Traditions and Education
Traditions and Education
David Brooks of the New York Times is at it again. Whether or not you like his politics, he has insight into education that makes it worth commenting. In a Feb. 2 opinion piece entitled “How to Fight the Man,” he picks up story of a video clip that went viral. The maker of the clip responded emotionally about religious hypocrisy (easy to do), but when confronted with criticism could not answer. His education was incomplete. He did not know how to test either his own feeling and thinking, or those who responded him.

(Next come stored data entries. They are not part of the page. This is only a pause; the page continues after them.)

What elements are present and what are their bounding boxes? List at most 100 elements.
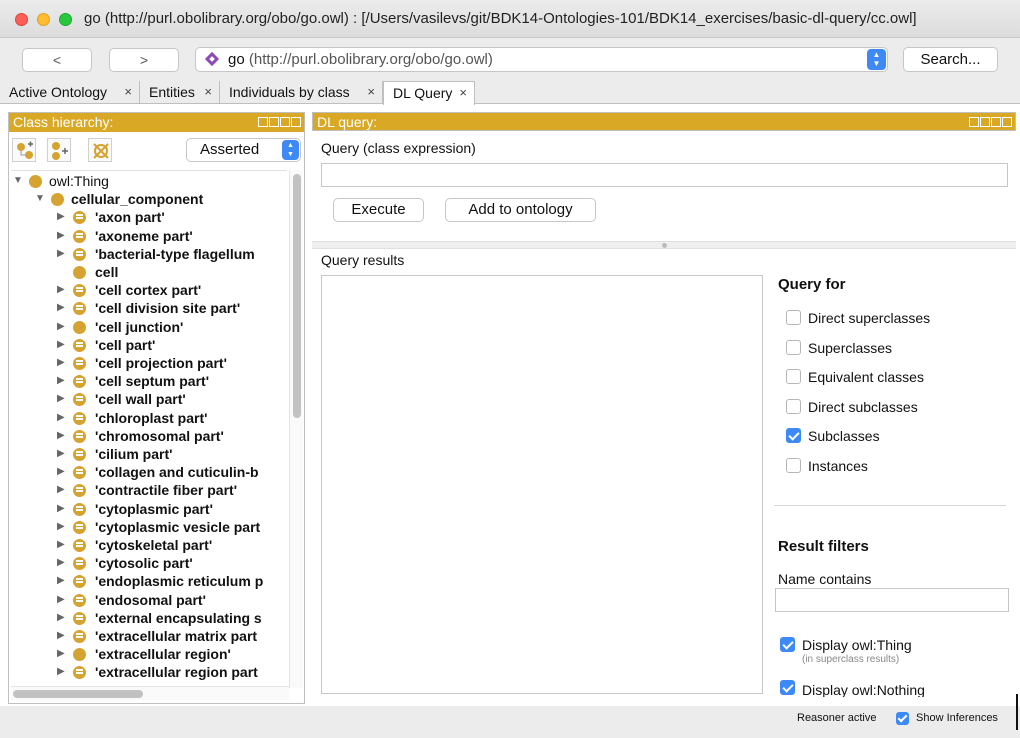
query-for-checkbox[interactable]	[786, 428, 801, 443]
tree-item[interactable]: ▶ 'cytoskeletal part'	[11, 536, 287, 554]
collapse-arrow-icon[interactable]: ▼	[13, 172, 23, 190]
tree-item[interactable]: ▶ 'endosomal part'	[11, 591, 287, 609]
add-sibling-icon[interactable]	[47, 138, 71, 162]
display-owl-nothing-checkbox[interactable]	[780, 680, 795, 695]
tree-item[interactable]: ▶ 'chloroplast part'	[11, 409, 287, 427]
tree-item[interactable]: ▶ 'cytoplasmic part'	[11, 500, 287, 518]
expand-arrow-icon[interactable]: ▶	[57, 227, 65, 245]
show-inferences-checkbox-row[interactable]: Show Inferences	[896, 711, 1016, 727]
select-stepper-icon[interactable]: ▲ ▼	[867, 49, 886, 70]
tree-item[interactable]: ▶ 'extracellular matrix part	[11, 627, 287, 645]
expand-arrow-icon[interactable]: ▶	[57, 609, 65, 627]
expand-arrow-icon[interactable]: ▶	[57, 245, 65, 263]
query-for-checkbox[interactable]	[786, 369, 801, 384]
expand-arrow-icon[interactable]: ▶	[57, 299, 65, 317]
panel-close-icon[interactable]	[291, 117, 301, 127]
tree-item[interactable]: ▶ 'cytoplasmic vesicle part	[11, 518, 287, 536]
collapse-arrow-icon[interactable]: ▼	[35, 190, 45, 208]
panel-close-icon[interactable]	[1002, 117, 1012, 127]
tree-item[interactable]: ▶ 'chromosomal part'	[11, 427, 287, 445]
expand-arrow-icon[interactable]: ▶	[57, 463, 65, 481]
display-owl-nothing-checkbox-row[interactable]: Display owl:Nothing	[780, 679, 1010, 697]
expand-arrow-icon[interactable]: ▶	[57, 627, 65, 645]
expand-arrow-icon[interactable]: ▶	[57, 409, 65, 427]
scrollbar-thumb[interactable]	[13, 690, 143, 698]
search-button[interactable]: Search...	[903, 47, 998, 72]
split-divider[interactable]	[312, 241, 1016, 249]
tree-item[interactable]: cell	[11, 263, 287, 281]
query-results-list[interactable]	[321, 275, 763, 694]
tree-item[interactable]: ▶ 'cell wall part'	[11, 390, 287, 408]
expand-arrow-icon[interactable]: ▶	[57, 591, 65, 609]
tree-item[interactable]: ▶ 'bacterial-type flagellum	[11, 245, 287, 263]
expand-arrow-icon[interactable]: ▶	[57, 536, 65, 554]
execute-button[interactable]: Execute	[333, 198, 424, 222]
tree-item[interactable]: ▶ 'cell septum part'	[11, 372, 287, 390]
panel-split-icon[interactable]	[258, 117, 268, 127]
tree-item[interactable]: ▶ 'cell division site part'	[11, 299, 287, 317]
close-tab-icon[interactable]: ×	[124, 81, 132, 103]
expand-arrow-icon[interactable]: ▶	[57, 572, 65, 590]
add-to-ontology-button[interactable]: Add to ontology	[445, 198, 596, 222]
tree-item[interactable]: ▶ 'cell cortex part'	[11, 281, 287, 299]
tree-item[interactable]: ▶ 'cytosolic part'	[11, 554, 287, 572]
query-for-checkbox[interactable]	[786, 457, 801, 473]
display-owl-thing-checkbox-row[interactable]: Display owl:Thing	[780, 636, 1010, 654]
divider-handle-icon[interactable]	[662, 243, 667, 248]
tree-item[interactable]: ▶ 'contractile fiber part'	[11, 481, 287, 499]
tree-item[interactable]: ▶ 'cell junction'	[11, 318, 287, 336]
name-contains-input[interactable]	[775, 588, 1009, 612]
delete-class-icon[interactable]	[88, 138, 112, 162]
tree-item[interactable]: ▼ owl:Thing	[11, 172, 287, 190]
tree-item[interactable]: ▶ 'collagen and cuticulin-b	[11, 463, 287, 481]
scrollbar-thumb[interactable]	[293, 174, 301, 418]
hierarchy-mode-select[interactable]: Asserted ▲ ▼	[186, 138, 301, 162]
query-for-checkbox[interactable]	[786, 310, 801, 325]
close-tab-icon[interactable]: ×	[367, 81, 375, 103]
active-ontology-select[interactable]: go (http://purl.obolibrary.org/obo/go.ow…	[195, 47, 888, 72]
show-inferences-checkbox[interactable]	[896, 712, 909, 725]
tree-item[interactable]: ▶ 'axoneme part'	[11, 227, 287, 245]
expand-arrow-icon[interactable]: ▶	[57, 208, 65, 226]
tree-horizontal-scrollbar[interactable]	[11, 686, 289, 700]
tree-item[interactable]: ▼ cellular_component	[11, 190, 287, 208]
panel-float-icon[interactable]	[991, 117, 1001, 127]
close-tab-icon[interactable]: ×	[459, 82, 467, 104]
expand-arrow-icon[interactable]: ▶	[57, 318, 65, 336]
back-button[interactable]: <	[22, 48, 92, 72]
expand-arrow-icon[interactable]: ▶	[57, 354, 65, 372]
close-tab-icon[interactable]: ×	[204, 81, 212, 103]
close-window-button[interactable]	[15, 13, 28, 26]
minimize-window-button[interactable]	[37, 13, 50, 26]
expand-arrow-icon[interactable]: ▶	[57, 336, 65, 354]
expand-arrow-icon[interactable]: ▶	[57, 281, 65, 299]
expand-arrow-icon[interactable]: ▶	[57, 390, 65, 408]
query-for-checkbox[interactable]	[786, 398, 801, 414]
expand-arrow-icon[interactable]: ▶	[57, 427, 65, 445]
tab-active-ontology[interactable]: Active Ontology ×	[0, 81, 140, 104]
maximize-window-button[interactable]	[59, 13, 72, 26]
display-owl-thing-checkbox[interactable]	[780, 637, 795, 652]
forward-button[interactable]: >	[109, 48, 179, 72]
tree-item[interactable]: ▶ 'cell part'	[11, 336, 287, 354]
tab-dl-query[interactable]: DL Query ×	[383, 81, 475, 105]
panel-split-icon[interactable]	[969, 117, 979, 127]
expand-arrow-icon[interactable]: ▶	[57, 645, 65, 663]
panel-minimize-icon[interactable]	[980, 117, 990, 127]
expand-arrow-icon[interactable]: ▶	[57, 500, 65, 518]
query-for-checkbox[interactable]	[786, 339, 801, 355]
add-subclass-icon[interactable]	[12, 138, 36, 162]
tree-vertical-scrollbar[interactable]	[289, 170, 303, 688]
expand-arrow-icon[interactable]: ▶	[57, 518, 65, 536]
expand-arrow-icon[interactable]: ▶	[57, 554, 65, 572]
query-expression-input[interactable]	[321, 163, 1008, 187]
expand-arrow-icon[interactable]: ▶	[57, 372, 65, 390]
tree-item[interactable]: ▶ 'extracellular region'	[11, 645, 287, 663]
panel-minimize-icon[interactable]	[269, 117, 279, 127]
tab-individuals-by-class[interactable]: Individuals by class ×	[220, 81, 383, 104]
tree-item[interactable]: ▶ 'cilium part'	[11, 445, 287, 463]
expand-arrow-icon[interactable]: ▶	[57, 663, 65, 681]
tab-entities[interactable]: Entities ×	[140, 81, 220, 104]
class-tree[interactable]: ▼ owl:Thing ▼ cellular_component ▶'axon part…	[11, 170, 287, 686]
tree-item[interactable]: ▶ 'cell projection part'	[11, 354, 287, 372]
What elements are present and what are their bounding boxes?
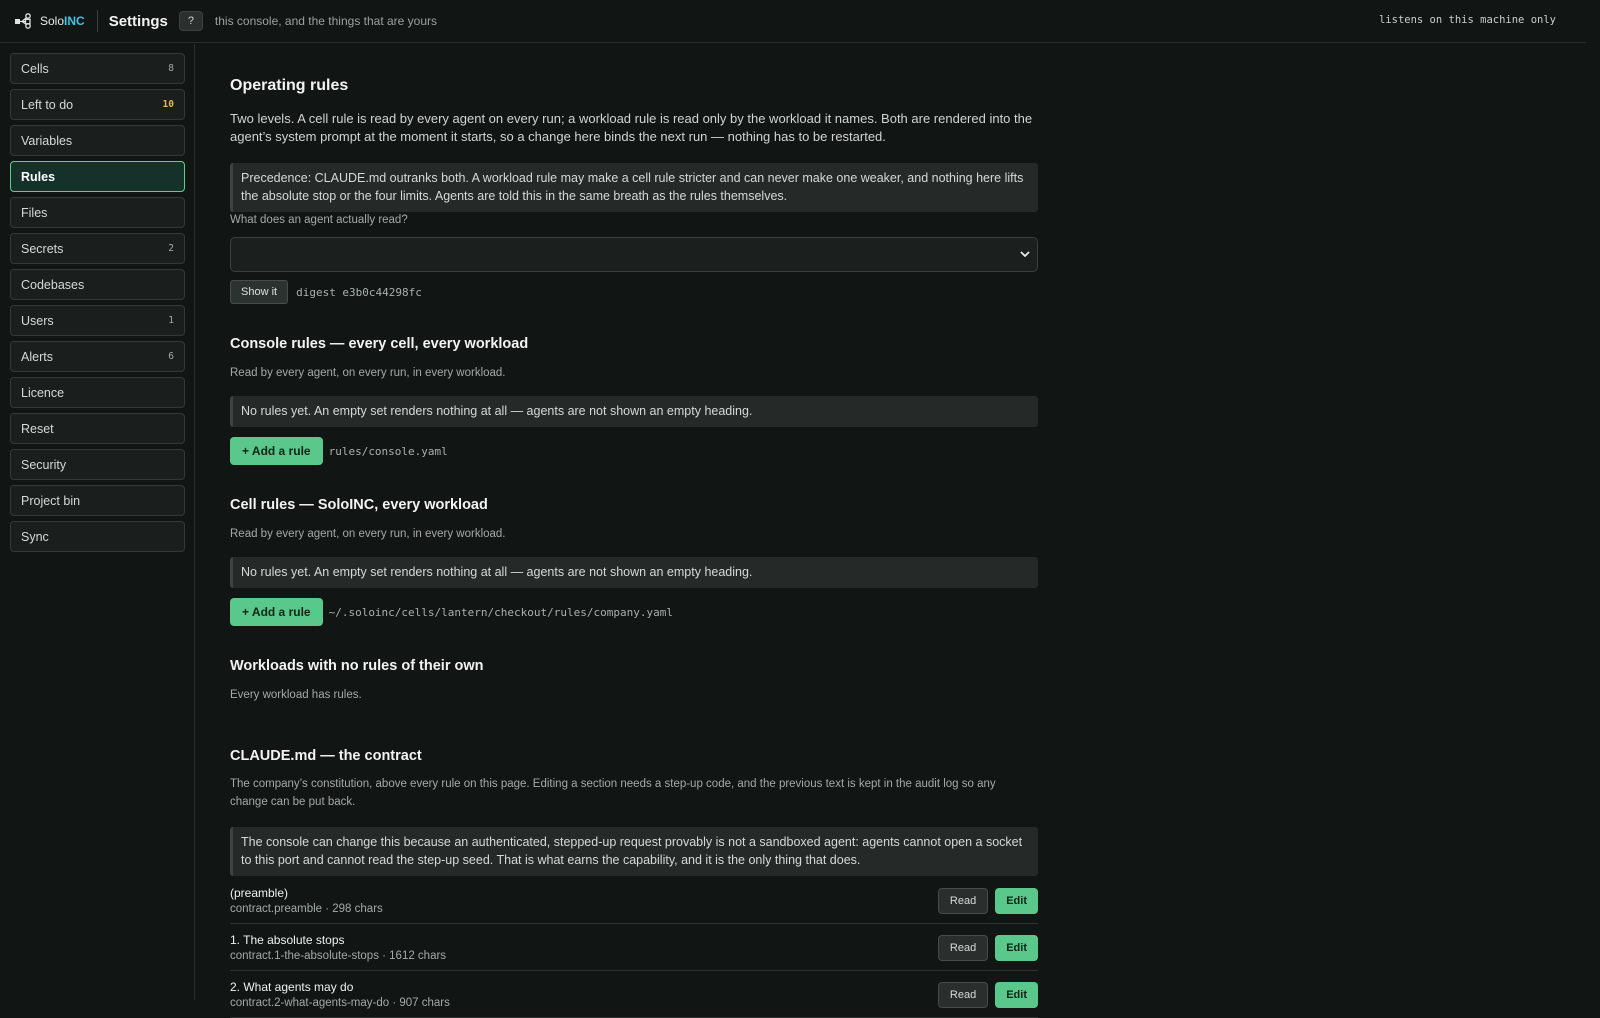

Brooks turns the event into some brief advice on what to seek in education. He notes that they way to find our way educationally and to give integrity to criticism of any social event or movement, is to link ourselves to an intellectual movement that helps us, those who would be educated, explain and understand that social movement or event in some kind of comprehensive way. We should, in other words, seek in our education an intellectual tradition that provides a somewhat comprehensive vantage point from with to view, appreciate and confront the world, and, I would add, perhaps ourselves: “without a tradition, everything is impermanence and flux.”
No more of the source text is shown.